Toutefois, la professeure souligne la possibilité que des opérations plus importantes, mais inconnues du public, aient eu lieu ou soient en cours en ce moment même. Comme on parle de stratégie militaire, les certitudes sont finalement peu nombreuses et on ne sait pas bien ce qui se passe réellement sur le terrain. Peut-être que les attaques n’ont pas eu lieu, peut-être qu’elles ont été déjouées, peut-être que les deux côtés parviennent à s’espionner ou peut-être que des efforts plus importants sont mis ailleurs. De plus, des attaques d’ampleur demandent beaucoup de temps, il est donc possible qu’elles soient en préparation. Il est difficile de vraiment savoir ce qui arrive, mais pour l’heure on peut dire qu’on ne voit rien de grande ampleur dans cette nouvelle guerre.

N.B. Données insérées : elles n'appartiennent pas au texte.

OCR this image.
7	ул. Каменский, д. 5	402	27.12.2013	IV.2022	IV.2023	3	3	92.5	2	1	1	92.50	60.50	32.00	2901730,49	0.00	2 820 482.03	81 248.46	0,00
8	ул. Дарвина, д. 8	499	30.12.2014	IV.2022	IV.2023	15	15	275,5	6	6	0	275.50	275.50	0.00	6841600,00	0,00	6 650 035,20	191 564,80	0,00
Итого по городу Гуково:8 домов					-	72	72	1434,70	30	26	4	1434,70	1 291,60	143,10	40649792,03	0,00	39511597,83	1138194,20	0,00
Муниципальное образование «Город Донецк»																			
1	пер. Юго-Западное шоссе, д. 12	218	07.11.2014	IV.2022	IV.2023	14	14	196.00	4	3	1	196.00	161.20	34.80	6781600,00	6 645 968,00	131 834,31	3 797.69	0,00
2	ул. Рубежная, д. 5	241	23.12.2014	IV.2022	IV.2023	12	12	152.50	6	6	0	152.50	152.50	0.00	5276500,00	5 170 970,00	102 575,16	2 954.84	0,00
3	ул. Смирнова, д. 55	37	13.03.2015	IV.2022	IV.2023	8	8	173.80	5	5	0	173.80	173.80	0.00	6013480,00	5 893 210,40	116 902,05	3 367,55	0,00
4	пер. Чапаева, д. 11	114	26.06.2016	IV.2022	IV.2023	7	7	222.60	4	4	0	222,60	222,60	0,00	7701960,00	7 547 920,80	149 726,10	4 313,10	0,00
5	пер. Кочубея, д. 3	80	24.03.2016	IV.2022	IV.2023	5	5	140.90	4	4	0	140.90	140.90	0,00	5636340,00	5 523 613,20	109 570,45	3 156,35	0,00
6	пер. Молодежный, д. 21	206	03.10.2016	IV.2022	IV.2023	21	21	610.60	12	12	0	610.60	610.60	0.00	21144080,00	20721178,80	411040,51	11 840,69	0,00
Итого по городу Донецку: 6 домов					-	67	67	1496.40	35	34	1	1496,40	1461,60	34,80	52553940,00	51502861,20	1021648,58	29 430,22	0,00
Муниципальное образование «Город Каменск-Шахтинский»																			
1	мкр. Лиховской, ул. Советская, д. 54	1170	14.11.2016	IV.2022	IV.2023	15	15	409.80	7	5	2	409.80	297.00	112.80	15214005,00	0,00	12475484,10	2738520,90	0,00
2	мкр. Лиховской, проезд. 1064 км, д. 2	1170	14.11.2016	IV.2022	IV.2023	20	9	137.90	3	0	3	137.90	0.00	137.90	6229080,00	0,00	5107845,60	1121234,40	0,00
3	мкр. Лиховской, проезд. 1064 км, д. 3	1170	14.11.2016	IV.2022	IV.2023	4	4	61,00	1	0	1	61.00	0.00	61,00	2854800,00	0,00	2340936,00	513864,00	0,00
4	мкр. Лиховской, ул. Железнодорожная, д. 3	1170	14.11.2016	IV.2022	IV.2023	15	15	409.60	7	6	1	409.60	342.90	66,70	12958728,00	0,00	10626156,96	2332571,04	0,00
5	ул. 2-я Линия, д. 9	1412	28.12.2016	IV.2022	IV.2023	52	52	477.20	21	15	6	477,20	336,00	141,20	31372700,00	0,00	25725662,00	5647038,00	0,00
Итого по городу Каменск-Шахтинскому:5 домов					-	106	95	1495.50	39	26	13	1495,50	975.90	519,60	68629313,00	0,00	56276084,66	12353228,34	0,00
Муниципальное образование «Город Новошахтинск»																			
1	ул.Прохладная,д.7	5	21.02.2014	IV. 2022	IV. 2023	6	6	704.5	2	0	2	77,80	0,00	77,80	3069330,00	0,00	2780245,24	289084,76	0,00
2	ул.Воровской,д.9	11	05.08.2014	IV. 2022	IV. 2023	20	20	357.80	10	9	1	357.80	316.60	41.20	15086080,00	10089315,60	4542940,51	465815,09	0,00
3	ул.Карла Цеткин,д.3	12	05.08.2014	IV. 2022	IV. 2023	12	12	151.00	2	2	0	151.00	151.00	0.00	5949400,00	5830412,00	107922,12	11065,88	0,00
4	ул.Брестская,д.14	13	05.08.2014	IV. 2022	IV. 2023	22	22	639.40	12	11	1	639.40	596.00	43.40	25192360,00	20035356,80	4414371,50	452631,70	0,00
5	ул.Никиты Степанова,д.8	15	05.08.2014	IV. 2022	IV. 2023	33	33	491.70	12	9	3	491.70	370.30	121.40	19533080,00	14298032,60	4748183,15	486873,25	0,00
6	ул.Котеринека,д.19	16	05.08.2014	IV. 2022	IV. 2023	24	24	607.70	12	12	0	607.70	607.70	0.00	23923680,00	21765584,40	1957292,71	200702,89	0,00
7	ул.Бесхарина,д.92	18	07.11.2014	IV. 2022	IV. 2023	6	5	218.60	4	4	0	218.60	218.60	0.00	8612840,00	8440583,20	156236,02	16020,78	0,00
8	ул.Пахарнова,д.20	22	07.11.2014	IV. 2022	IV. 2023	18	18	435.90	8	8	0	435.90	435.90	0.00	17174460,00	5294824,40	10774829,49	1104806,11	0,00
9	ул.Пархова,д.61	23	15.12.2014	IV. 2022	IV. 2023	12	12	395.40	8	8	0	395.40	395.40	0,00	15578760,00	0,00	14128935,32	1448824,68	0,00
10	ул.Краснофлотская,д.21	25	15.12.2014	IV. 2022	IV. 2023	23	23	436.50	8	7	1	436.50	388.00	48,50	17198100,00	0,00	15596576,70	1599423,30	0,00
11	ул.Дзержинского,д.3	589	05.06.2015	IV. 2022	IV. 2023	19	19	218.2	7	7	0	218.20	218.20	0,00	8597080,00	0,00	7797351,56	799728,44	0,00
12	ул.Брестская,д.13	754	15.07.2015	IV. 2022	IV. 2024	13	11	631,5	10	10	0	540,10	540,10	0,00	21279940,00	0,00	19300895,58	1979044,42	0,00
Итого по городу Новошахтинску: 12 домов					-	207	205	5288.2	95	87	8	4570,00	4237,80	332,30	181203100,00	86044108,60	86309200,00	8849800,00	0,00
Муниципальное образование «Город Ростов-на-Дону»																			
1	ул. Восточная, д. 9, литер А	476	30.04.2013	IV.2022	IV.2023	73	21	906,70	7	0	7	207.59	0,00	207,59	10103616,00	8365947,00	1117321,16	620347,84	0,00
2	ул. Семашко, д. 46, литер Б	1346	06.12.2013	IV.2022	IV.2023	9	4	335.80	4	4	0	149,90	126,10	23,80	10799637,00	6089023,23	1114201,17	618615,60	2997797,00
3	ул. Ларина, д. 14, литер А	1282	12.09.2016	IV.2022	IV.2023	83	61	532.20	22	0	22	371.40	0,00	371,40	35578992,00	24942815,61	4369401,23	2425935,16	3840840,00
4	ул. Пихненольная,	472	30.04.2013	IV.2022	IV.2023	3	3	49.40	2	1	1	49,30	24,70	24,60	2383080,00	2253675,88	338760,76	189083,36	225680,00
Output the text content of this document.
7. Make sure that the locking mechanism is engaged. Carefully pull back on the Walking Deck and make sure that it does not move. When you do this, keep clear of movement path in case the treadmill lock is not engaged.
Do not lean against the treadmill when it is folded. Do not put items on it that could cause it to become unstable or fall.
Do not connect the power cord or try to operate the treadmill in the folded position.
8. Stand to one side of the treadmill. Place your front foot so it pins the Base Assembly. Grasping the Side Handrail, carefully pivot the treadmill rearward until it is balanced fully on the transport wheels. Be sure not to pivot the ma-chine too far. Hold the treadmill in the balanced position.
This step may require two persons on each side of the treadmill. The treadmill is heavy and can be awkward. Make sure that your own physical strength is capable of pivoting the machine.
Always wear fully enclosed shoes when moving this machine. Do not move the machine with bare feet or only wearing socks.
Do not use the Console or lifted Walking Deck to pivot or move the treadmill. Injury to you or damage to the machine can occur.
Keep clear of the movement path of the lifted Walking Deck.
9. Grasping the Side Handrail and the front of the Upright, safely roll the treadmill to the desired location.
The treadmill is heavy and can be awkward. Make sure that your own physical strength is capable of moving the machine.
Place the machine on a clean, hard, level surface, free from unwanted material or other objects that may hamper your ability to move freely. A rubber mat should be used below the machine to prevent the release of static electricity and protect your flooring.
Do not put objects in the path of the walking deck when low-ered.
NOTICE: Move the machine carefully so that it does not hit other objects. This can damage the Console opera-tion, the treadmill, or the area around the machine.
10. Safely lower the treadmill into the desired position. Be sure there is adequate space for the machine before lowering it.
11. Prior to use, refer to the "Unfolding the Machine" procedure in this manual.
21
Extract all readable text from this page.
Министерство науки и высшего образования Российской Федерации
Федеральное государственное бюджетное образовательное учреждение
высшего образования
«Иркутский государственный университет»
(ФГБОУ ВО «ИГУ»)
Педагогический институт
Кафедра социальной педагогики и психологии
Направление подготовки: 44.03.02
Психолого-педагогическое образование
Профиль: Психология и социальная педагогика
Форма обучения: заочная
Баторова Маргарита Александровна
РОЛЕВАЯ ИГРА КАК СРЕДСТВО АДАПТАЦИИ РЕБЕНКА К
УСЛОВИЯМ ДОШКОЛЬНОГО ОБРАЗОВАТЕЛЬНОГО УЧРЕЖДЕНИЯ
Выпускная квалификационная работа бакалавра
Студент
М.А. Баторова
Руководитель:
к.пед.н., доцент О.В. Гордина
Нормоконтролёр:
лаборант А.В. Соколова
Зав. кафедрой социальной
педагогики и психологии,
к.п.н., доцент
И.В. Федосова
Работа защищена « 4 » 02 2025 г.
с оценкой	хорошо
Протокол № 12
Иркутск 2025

Nouvelle guerre et ancienne loi

Outre les questions sur l’efficacité et la portée des attaques informatiques, on soulève des questions juridiques. Les conflits armés sont soumis à toutes sortes de lois indiquant quelles armes il est légal ou illégal d’utiliser, quelles cibles sont valides ou pas ou qui est responsable en cas de manquement à ces règles, entre autres. Mais devant cette nouvelle réalité d’une guerre passant par le Web, le droit est-il bien adapté ?

Il faut d’abord noter qu’il est convenu que le droit s’applique aux cyberguerres, comme le souligne Florian Manuch, doctorant en droit à l’Université Laval. Par exemple, il est interdit de s’en prendre à des hôpitaux ou à des cibles civiles, que ce soit avec un missile ou en provoquant des pannes. De plus, ses domaines d’application sont larges, ce qui évite de réinventer des lois pour chaque nouvelle arme et situation. Cependant, il n’y a pas de texte spécifique se penchant sur les cyberguerres en termes de droit international humanitaire ou pénal. La situation étant sans précédent, il n’y a jamais eu de poursuites au niveau du droit international après une cyberattaque et il y a aussi un certain flou entourant le statut des pirates prenant part au conflit. 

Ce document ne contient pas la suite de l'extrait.